Philippe Fait est professeur-chercheur spécialiste en commotions cérébrales au Département des sciences de l’activité physique de l’Université du Québec à Trois-Rivières (UQTR). Il est également responsable du comité médical de la Ligue de hockey junior majeur du Québec (LJHMQ) en plus de travailler sur le protocole des commotions de la Ligue canadienne de hockey (LCH).

«Ce qu’on sait, c’est que quelqu’un qui a déjà subi des commotions cérébrales a plus de chances d’en subir d’autres pour le reste de sa vie. Aussi, statistiquement, après trois commotions, il y a plus de risques de conséquences à long terme.»

On parle de risques de dépression, de déclin de la mémoire, des capacités d’apprentissage, de l’attention et de la vitesse d’exécution, bref, d’un déclin cognitif et moteur qui peut apparaitre avec le temps. «Pas juste à la soixantaine, ajoute-t-il, on peut voir plus de chances de développer des symptômes de dépression chez des patients jeunes.»
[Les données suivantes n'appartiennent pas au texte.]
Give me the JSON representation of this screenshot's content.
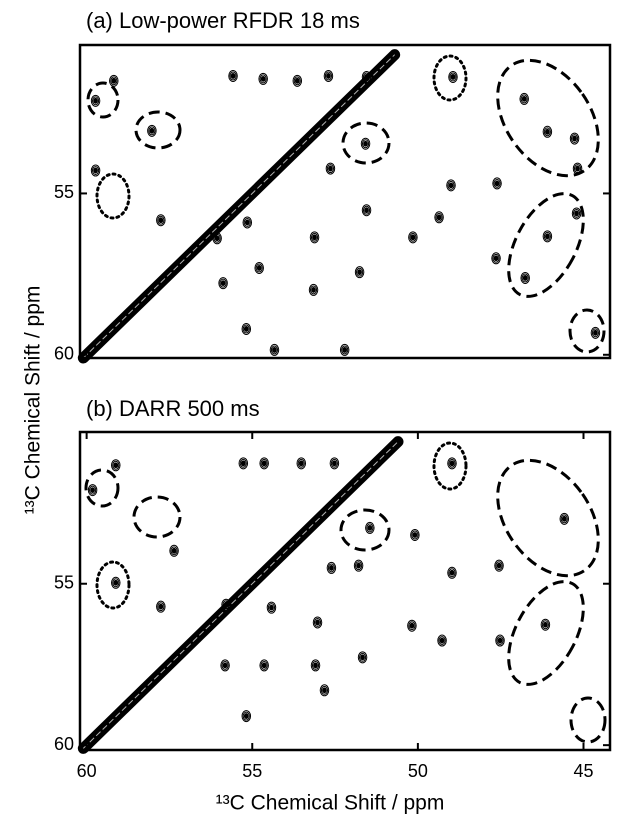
{
  "y_label": "¹³C Chemical Shift / ppm",
  "chart_data": [
    {
      "type": "contour",
      "title": "(a) Low-power RFDR 18 ms",
      "xlim": [
        60.2,
        44.2
      ],
      "ylim": [
        50.4,
        60.1
      ],
      "yticks": [
        55,
        60
      ],
      "diagonal": [
        60.1,
        50.7
      ],
      "x": [
        59.73,
        59.18,
        58.03,
        59.73,
        57.76,
        55.58,
        54.67,
        53.64,
        52.7,
        51.55,
        51.58,
        48.94,
        46.79,
        46.09,
        45.27,
        45.18,
        45.21,
        46.09,
        47.64,
        46.76,
        44.64,
        50.15,
        49.36,
        49.0,
        47.61,
        51.76,
        53.15,
        55.18,
        54.33,
        52.21,
        55.88,
        54.79,
        53.12,
        51.55,
        56.06,
        55.15,
        52.64
      ],
      "values": [
        52.13,
        51.51,
        53.06,
        54.29,
        55.83,
        51.36,
        51.45,
        51.51,
        51.36,
        51.39,
        53.46,
        51.39,
        52.07,
        53.09,
        53.3,
        54.23,
        55.62,
        56.33,
        57.01,
        57.62,
        59.32,
        56.36,
        55.74,
        54.75,
        54.69,
        57.44,
        57.99,
        59.2,
        59.85,
        59.85,
        57.78,
        57.31,
        56.36,
        55.52,
        56.39,
        55.9,
        54.23
      ]
    },
    {
      "type": "contour",
      "title": "(b) DARR 500 ms",
      "xlabel": "¹³C Chemical Shift / ppm",
      "xlim": [
        60.2,
        44.2
      ],
      "ylim": [
        50.3,
        60.15
      ],
      "xticks": [
        60,
        55,
        50,
        45
      ],
      "yticks": [
        55,
        60
      ],
      "diagonal": [
        60.1,
        50.6
      ],
      "x": [
        59.82,
        59.12,
        57.76,
        59.12,
        57.36,
        55.27,
        54.64,
        53.52,
        52.52,
        51.45,
        51.79,
        48.97,
        48.97,
        47.55,
        45.58,
        46.15,
        47.52,
        55.82,
        54.64,
        53.09,
        51.67,
        49.27,
        50.18,
        53.03,
        55.18,
        52.82,
        54.42,
        50.09,
        52.61,
        55.79
      ],
      "values": [
        52.1,
        54.97,
        55.71,
        51.33,
        53.98,
        51.27,
        51.27,
        51.27,
        51.27,
        53.27,
        54.44,
        51.27,
        54.66,
        54.44,
        52.99,
        56.27,
        56.76,
        57.53,
        57.53,
        57.53,
        57.28,
        56.76,
        56.3,
        56.2,
        59.1,
        58.3,
        55.74,
        53.49,
        54.51,
        55.65
      ]
    }
  ]
}
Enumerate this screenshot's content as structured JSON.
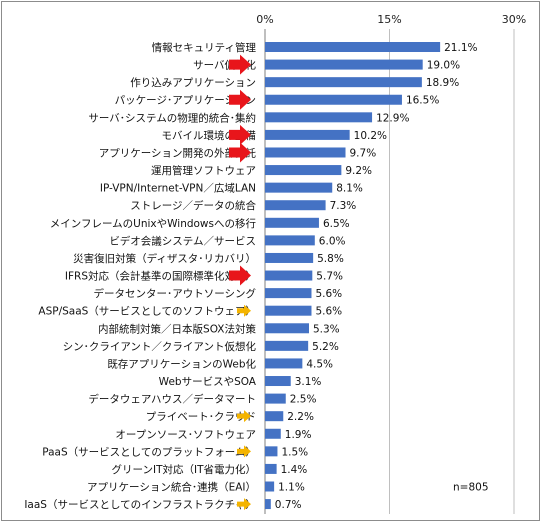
{
  "chart_data": {
    "type": "bar",
    "orientation": "horizontal",
    "title": "",
    "xlabel": "",
    "ylabel": "",
    "xlim": [
      0,
      30
    ],
    "ticks": [
      "0%",
      "15%",
      "30%"
    ],
    "tick_values": [
      0,
      15,
      30
    ],
    "grid": true,
    "bar_color": "#4472c4",
    "note": "n=805",
    "categories": [
      "情報セキュリティ管理",
      "サーバ仮想化",
      "作り込みアプリケーション",
      "パッケージ･アプリケーション",
      "サーバ･システムの物理的統合･集約",
      "モバイル環境の整備",
      "アプリケーション開発の外部委託",
      "運用管理ソフトウェア",
      "IP-VPN/Internet-VPN／広域LAN",
      "ストレージ／データの統合",
      "メインフレームのUnixやWindowsへの移行",
      "ビデオ会議システム／サービス",
      "災害復旧対策（ディザスタ･リカバリ）",
      "IFRS対応（会計基準の国際標準化対応）",
      "データセンター･アウトソーシング",
      "ASP/SaaS（サービスとしてのソフトウェア）",
      "内部統制対策／日本版SOX法対策",
      "シン･クライアント／クライアント仮想化",
      "既存アプリケーションのWeb化",
      "WebサービスやSOA",
      "データウェアハウス／データマート",
      "プライベート･クラウド",
      "オープンソース･ソフトウェア",
      "PaaS（サービスとしてのプラットフォーム）",
      "グリーンIT対応（IT省電力化）",
      "アプリケーション統合･連携（EAI）",
      "IaaS（サービスとしてのインフラストラクチャ）"
    ],
    "values": [
      21.1,
      19.0,
      18.9,
      16.5,
      12.9,
      10.2,
      9.7,
      9.2,
      8.1,
      7.3,
      6.5,
      6.0,
      5.8,
      5.7,
      5.6,
      5.6,
      5.3,
      5.2,
      4.5,
      3.1,
      2.5,
      2.2,
      1.9,
      1.5,
      1.4,
      1.1,
      0.7
    ],
    "value_labels": [
      "21.1%",
      "19.0%",
      "18.9%",
      "16.5%",
      "12.9%",
      "10.2%",
      "9.7%",
      "9.2%",
      "8.1%",
      "7.3%",
      "6.5%",
      "6.0%",
      "5.8%",
      "5.7%",
      "5.6%",
      "5.6%",
      "5.3%",
      "5.2%",
      "4.5%",
      "3.1%",
      "2.5%",
      "2.2%",
      "1.9%",
      "1.5%",
      "1.4%",
      "1.1%",
      "0.7%"
    ],
    "markers": [
      "",
      "red-arrow",
      "",
      "red-arrow",
      "",
      "red-arrow",
      "red-arrow",
      "",
      "",
      "",
      "",
      "",
      "",
      "red-arrow",
      "",
      "yellow-arrow",
      "",
      "",
      "",
      "",
      "",
      "yellow-arrow",
      "",
      "yellow-arrow",
      "",
      "",
      "yellow-arrow"
    ],
    "marker_colors": {
      "red-arrow": "#e8151b",
      "yellow-arrow": "#f4b400"
    }
  }
}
M. Fait ajoute toutefois un bémol au diagnostic d’encéphalopathie traumatique chronique que semble avoir reçu M. Mailhot. «Il peut avoir tous ces symptômes sans que ce soit nécessairement l’encéphalopathie traumatique chronique», précise-t-il. «On ne peut confirmer ce diagnostic seulement lorsque la personne est décédée, avec une coloration du cerveau.» (M.L.)